HOLLYWOOD, CALIFORNIA - JUNE 03: (L-R) Sarah Bromberg, Brandee Evans, Nicco Annan and J. Alphonse Nicholson attend IndieWire's Consider This Event: Television 2023 at NeueHouse Hollywood on June 03, 2023 in Hollywood, California. (Photo by Phillip Faraone/IndieWire via Getty Images)

See how the ‘P-Valley’ team opened doors for local musicians

When “P-Valley” debuted on Starz in July 2020, it was immediately clear that the Katori Hall strip club drama offered something we hadn’t seen on television before. The deeply nuanced depictions of sex work and intricately choreographed pole dance sequences have garnered rave reviews for the series, but few elements have been talked about more than the music. The enthralling soundtrack was filled with Southern hip-hop and trap music that underscored the show’s poetic writing with endlessly catchy ears and provided the dancers with a perfect canvas for their art form.

When it came time to start selecting music for season 2, the team was inundated with artists asking to have their songs released. But rather than use the show’s newfound prestige as an excuse to be more exclusive, they decided to cast a wider net. Appearing on a panel at IndieWire’s Consider This Event in Los Angeles on June 3, alongside actors Nicco Annan, Brandee Evans and J. Alphonse Nicholson, “P-Valley” music supervisor Sarah Bromberg acknowledged that the massive influx of interest for his show came with challenges. But Hall’s commitment to inclusivity and authenticity ensured they never stopped looking for ways to include artists who accurately reflected the communities the show portrays.

“I get asked all the time, when people find out I work for ‘P-Valley,’ ‘Oh, I’ve got the perfect song for you, let me send it to you,'” said Bromberg. “I get random emails all the time in my inbox.”

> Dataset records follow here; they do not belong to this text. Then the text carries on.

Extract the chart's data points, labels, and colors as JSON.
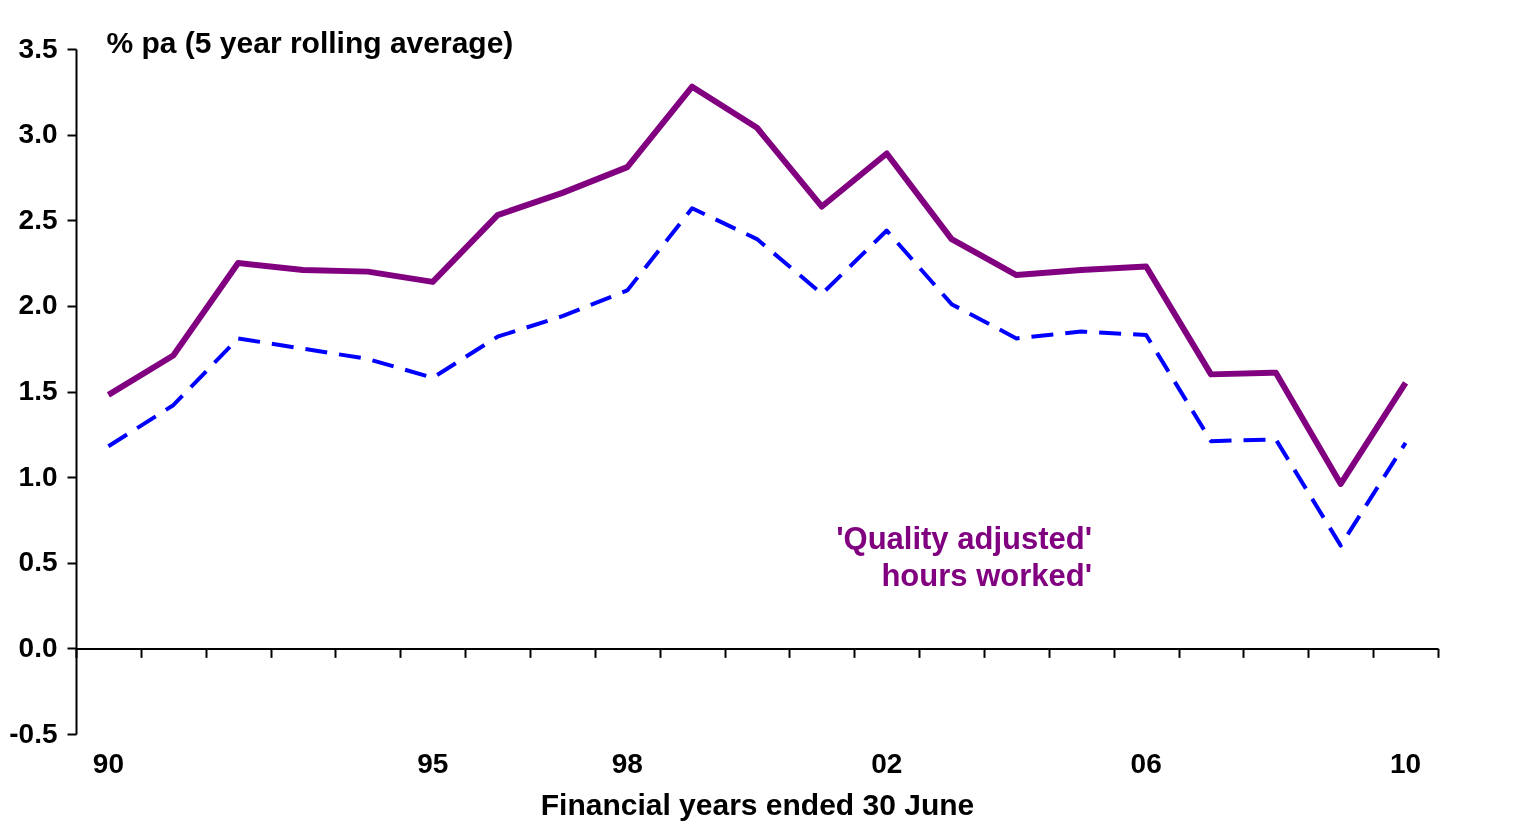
{
  "chart_data": {
    "type": "line",
    "ylabel": "% pa (5 year rolling average)",
    "xlabel": "Financial years ended 30 June",
    "categories": [
      "90",
      null,
      null,
      null,
      null,
      "95",
      null,
      null,
      "98",
      null,
      null,
      null,
      "02",
      null,
      null,
      null,
      "06",
      null,
      null,
      null,
      "10"
    ],
    "series": [
      {
        "name": "'Quality adjusted'\nhours worked'",
        "color": "#800080",
        "line_style": "solid",
        "values": [
          1.48,
          1.71,
          2.25,
          2.21,
          2.2,
          2.14,
          2.53,
          2.66,
          2.81,
          3.28,
          3.04,
          2.58,
          2.89,
          2.39,
          2.18,
          2.21,
          2.23,
          1.6,
          1.61,
          0.96,
          1.55
        ]
      },
      {
        "color": "#0000ff",
        "line_style": "dashed",
        "values": [
          1.18,
          1.42,
          1.81,
          1.75,
          1.69,
          1.58,
          1.82,
          1.94,
          2.09,
          2.57,
          2.39,
          2.07,
          2.44,
          2.01,
          1.81,
          1.85,
          1.83,
          1.21,
          1.22,
          0.6,
          1.2
        ]
      }
    ],
    "ylim": [
      -0.5,
      3.5
    ],
    "yticks": [
      -0.5,
      {
        "value": 0,
        "label": "0.0"
      },
      0.5,
      {
        "value": 1,
        "label": "1.0"
      },
      1.5,
      {
        "value": 2,
        "label": "2.0"
      },
      2.5,
      {
        "value": 3,
        "label": "3.0"
      },
      3.5
    ],
    "marker": "none"
  }
}
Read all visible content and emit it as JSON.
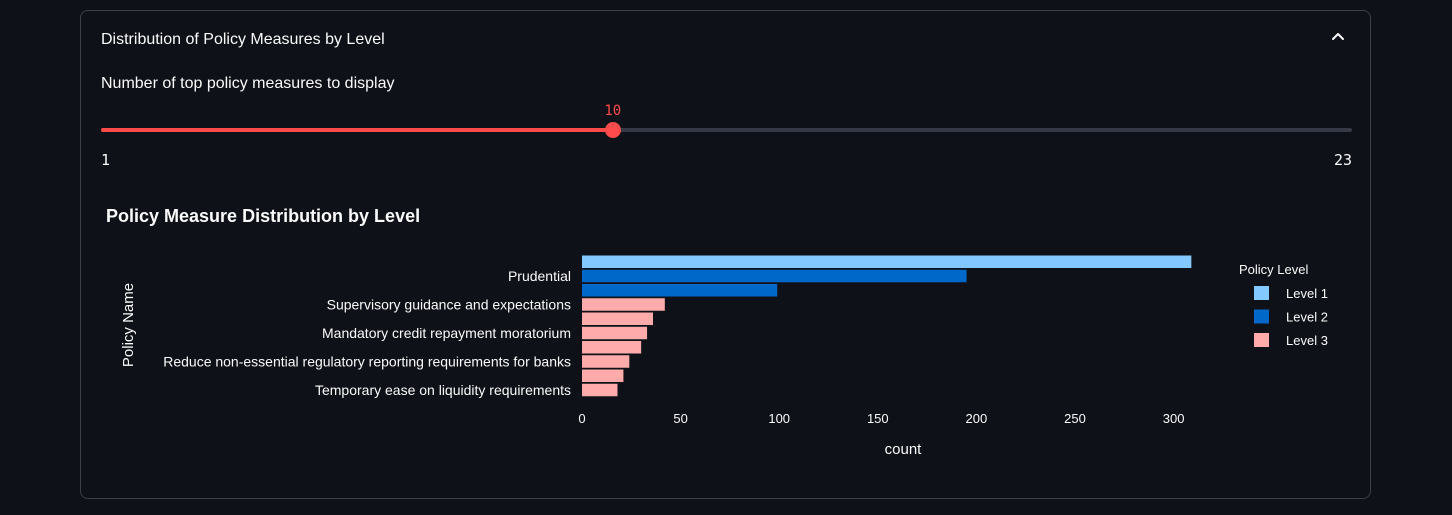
{
  "expander": {
    "title": "Distribution of Policy Measures by Level"
  },
  "slider": {
    "label": "Number of top policy measures to display",
    "value": 10,
    "min": 1,
    "max": 23,
    "value_text": "10",
    "min_text": "1",
    "max_text": "23",
    "accent_color": "#ff4b4b"
  },
  "chart_data": {
    "type": "bar",
    "orientation": "horizontal",
    "title": "Policy Measure Distribution by Level",
    "xlabel": "count",
    "ylabel": "Policy Name",
    "xlim": [
      0,
      310
    ],
    "xticks": [
      0,
      50,
      100,
      150,
      200,
      250,
      300
    ],
    "legend_title": "Policy Level",
    "legend_position": "right",
    "series_colors": {
      "Level 1": "#83c9ff",
      "Level 2": "#0068c9",
      "Level 3": "#ffabab"
    },
    "bars": [
      {
        "category": "",
        "value": 309,
        "level": "Level 1"
      },
      {
        "category": "Prudential",
        "value": 195,
        "level": "Level 2"
      },
      {
        "category": "",
        "value": 99,
        "level": "Level 2"
      },
      {
        "category": "Supervisory guidance and expectations",
        "value": 42,
        "level": "Level 3"
      },
      {
        "category": "",
        "value": 36,
        "level": "Level 3"
      },
      {
        "category": "Mandatory credit repayment moratorium",
        "value": 33,
        "level": "Level 3"
      },
      {
        "category": "",
        "value": 30,
        "level": "Level 3"
      },
      {
        "category": "Reduce non-essential regulatory reporting requirements for banks",
        "value": 24,
        "level": "Level 3"
      },
      {
        "category": "",
        "value": 21,
        "level": "Level 3"
      },
      {
        "category": "Temporary ease on liquidity requirements",
        "value": 18,
        "level": "Level 3"
      }
    ],
    "legend": [
      "Level 1",
      "Level 2",
      "Level 3"
    ]
  }
}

But the unsolicited musical submissions the show receives pale in comparison to the steps Hall and Bromberg took to ensure Mississippi artists had official channels for their music to be considered for the show.

“One thing that Katori did that was so amazing for season 2 was that she actually called artists from Mississippi and the South to submit their music,” she said. “Because in season 1 she had some feedback that there were some artists coming that weren’t included in the zone, and she took that to heart. In fact, she has made it possible for everyone to submit their own music. And I’m telling you, we went through every single song that was submitted and a lot of them ended up in season two.

While the trap songs might be the most memorable part of the soundtrack, the cast made it clear that the show is successful because the music department balances it with other genres. Nicco Annan, who plays Uncle Clifford, owner of The Pynk, pointed out that the entire score tells a story that can stand on its own.

“Many times people come to this concert thinking they must have trap music, or they must have a certain club music. But then they actually watch this show and listen to Valerie June, so something very folky and bluesy. Because that’s also the southern sound,” Annan said. “And I think people realize that there are all kinds of music and all kinds of genres help tell the story. actually get a musical.You get the storylines of all the characters and the internal monologues, and I think that’s really cool.

Of course, the prevalence of great songs on “P-Valley” only makes it more apparent when the show chooses to turn the music off. In a memorable scene from Season 2, the music cuts out as Brandee Evans’ Mercedes is in the middle of a dance. Evans praised the creative decision, explaining that she allowed the audience to acknowledge the uncomfortable realities that music sometimes masks.

“When you go to a club and you see people dancing, you don’t hear the grunts or the creaking knees. The hands, the scars that are still on my legs today,” Evans said. “The real stuff that is actually happening, and I think we show that on P-Valley. Kudos to Katori for letting you listen.

As fun as it is to talk about music, the cast has emphasized that all audio choices are made in service of the larger story. J. Alphonse Nicholson, who plays rapper Lil Murda on the show, explained that using the music and drama to authentically represent Southern strip club culture on the show is the same reward as him.

“It’s just amazing to be able to be on this screen and see you enjoy what some people have never experienced a day in their life,” said Nicholson. “Some people have never been to a strip club, some people have never been to Mississippi, but now you get a very authentic description of what’s on this screen.”

Nicholson also had very first-hand experience with a local musician.

“There is a short story about Katori who only trusted the locals. One of the guys that creates the music for Lil Murda, his name is Antoine, but we call him New Money,” Nicholson said. “He was a chef at ‘P-Valley’, a restaurateur. He was a member of the crew. stopped as I was walking by and said ‘Hey, Alphonse, I’m a rapper and I want to write for Lil Murda. I said ‘Bro, rap for me, I’m going to make a video and send it to Katori.’ So I recorded a video of this guy who was just a chef at the time. He loves it, he takes it off the chef line and puts it in the writers room, and now he’s a writer for Lil Murda.

Watch IndieWire’s full Consider This Event panel above.